Still, the second half of the century saw a succession of wars from Korea and Vietnam to Somalia and Egypt, from Falkland Islands to Gulf. The Palestinian issue has involved Israel, Jordan, Syria and Lebanon and, of course, the PLO in a protracted conflict while India and Pakistan have fought more than once over Kashmir. And the twenty-first century has dawned with the Afghan war. All these have belied our hopes that, with the end of cold war, hostilities among nations would cease. On the contrary, the Gulf war and the Afghan war have shown that the lone superpower has now got the liberty to chastise other nations at will.


Many people, who are entitled to be heard on the matter, have, time and again, explained how mankind could immensely benefit should we agree to divert part of our defence expenditures to social sectors. This advice seems to have fallen on deaf ears. The armament industry must be allowed to carry on : therefore, we need wars as much as the wars treat human beings and their achievements as cannon-fodders.

Our frontiers of knowledge have expanded over time. Technological advancement has also led to production of more and more sophisticated lethal weapons. Ethical issues do not come in here. Man’s tyranny over man and nature thus continues unabated, as if invoking the principle of the survival of the fittest. This applies not only in warfare but also in a situation where hostilities are not apparent.


Here one may be reminded of the famous saying of John F. Kennedy: ‘The mere absence of war is not peace.’ We must take notice not only of the conflicts between nations, but also of those within a given nation. Economic disparity and deprivation, intolerance, and a sense of superiority have been some of the causes of wars and internal conflicts. Rulers of nations have been able to end wars temporarily, but not root out the origins of antagonism. This is where the creative persons—the writers and the artists—never considered as practical men and women—come in to proclaim with John Donne: ‘Any man’s death diminishes me, because I am involved in mankind.’

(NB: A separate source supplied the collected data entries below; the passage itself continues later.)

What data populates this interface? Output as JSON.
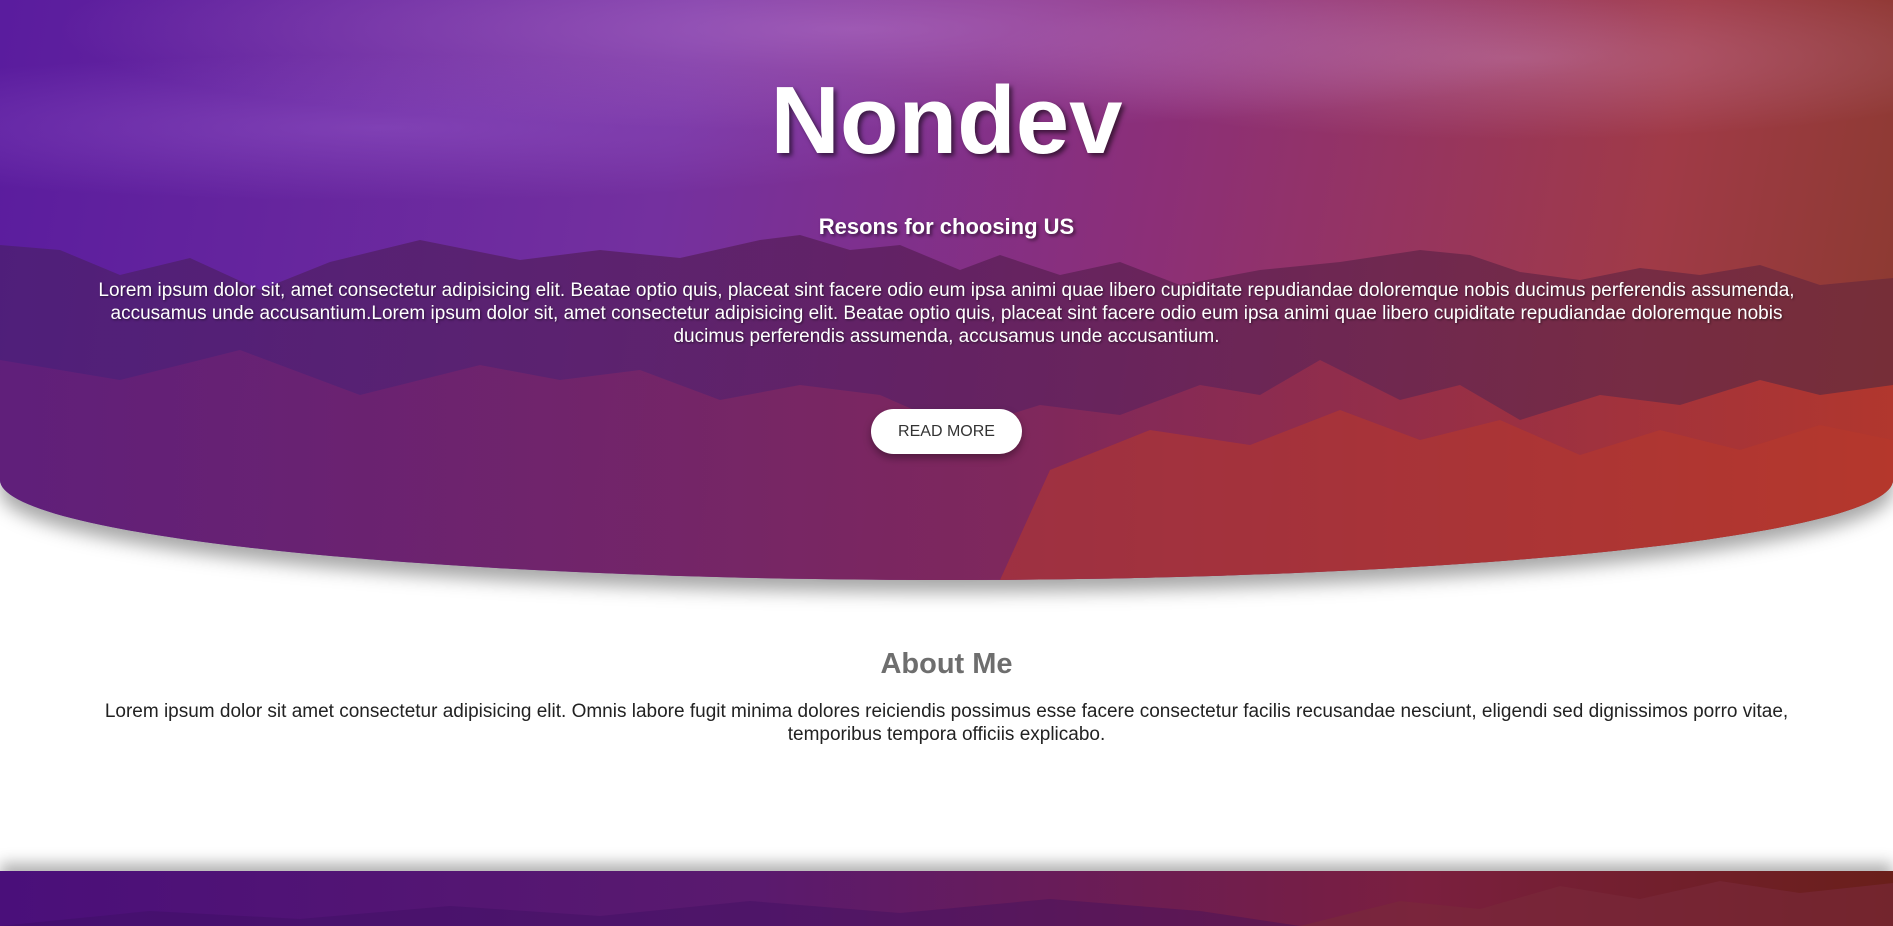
{
  "hero": {
    "title": "Nondev",
    "subtitle": "Resons for choosing US",
    "text": "Lorem ipsum dolor sit, amet consectetur adipisicing elit. Beatae optio quis, placeat sint facere odio eum ipsa animi quae libero cupiditate repudiandae doloremque nobis ducimus perferendis assumenda, accusamus unde accusantium.Lorem ipsum dolor sit, amet consectetur adipisicing elit. Beatae optio quis, placeat sint facere odio eum ipsa animi quae libero cupiditate repudiandae doloremque nobis ducimus perferendis assumenda, accusamus unde accusantium.",
    "button_label": "READ MORE"
  },
  "about": {
    "title": "About Me",
    "text": "Lorem ipsum dolor sit amet consectetur adipisicing elit. Omnis labore fugit minima dolores reiciendis possimus esse facere consectetur facilis recusandae nesciunt, eligendi sed dignissimos porro vitae, temporibus tempora officiis explicabo."
  },
  "colors": {
    "hero_gradient_start": "#5a1c9e",
    "hero_gradient_end": "#a03a47",
    "button_bg": "#ffffff",
    "about_title": "#6e6e6e"
  }
}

A creative person can’t say otherwise. He has infinite sympathy for man and nature, yearning for beauty, and abhorrence for destruction. In the words of Hasan Hafizur Rahman (1932-83) :

Sorrow, I will not say farewell to you.
Grief, suffering, old age, death, cruel separation,
No, I will not ask any of you either
To go away.
Only killing, you be gone!
And take away with you the bitter poison from the air.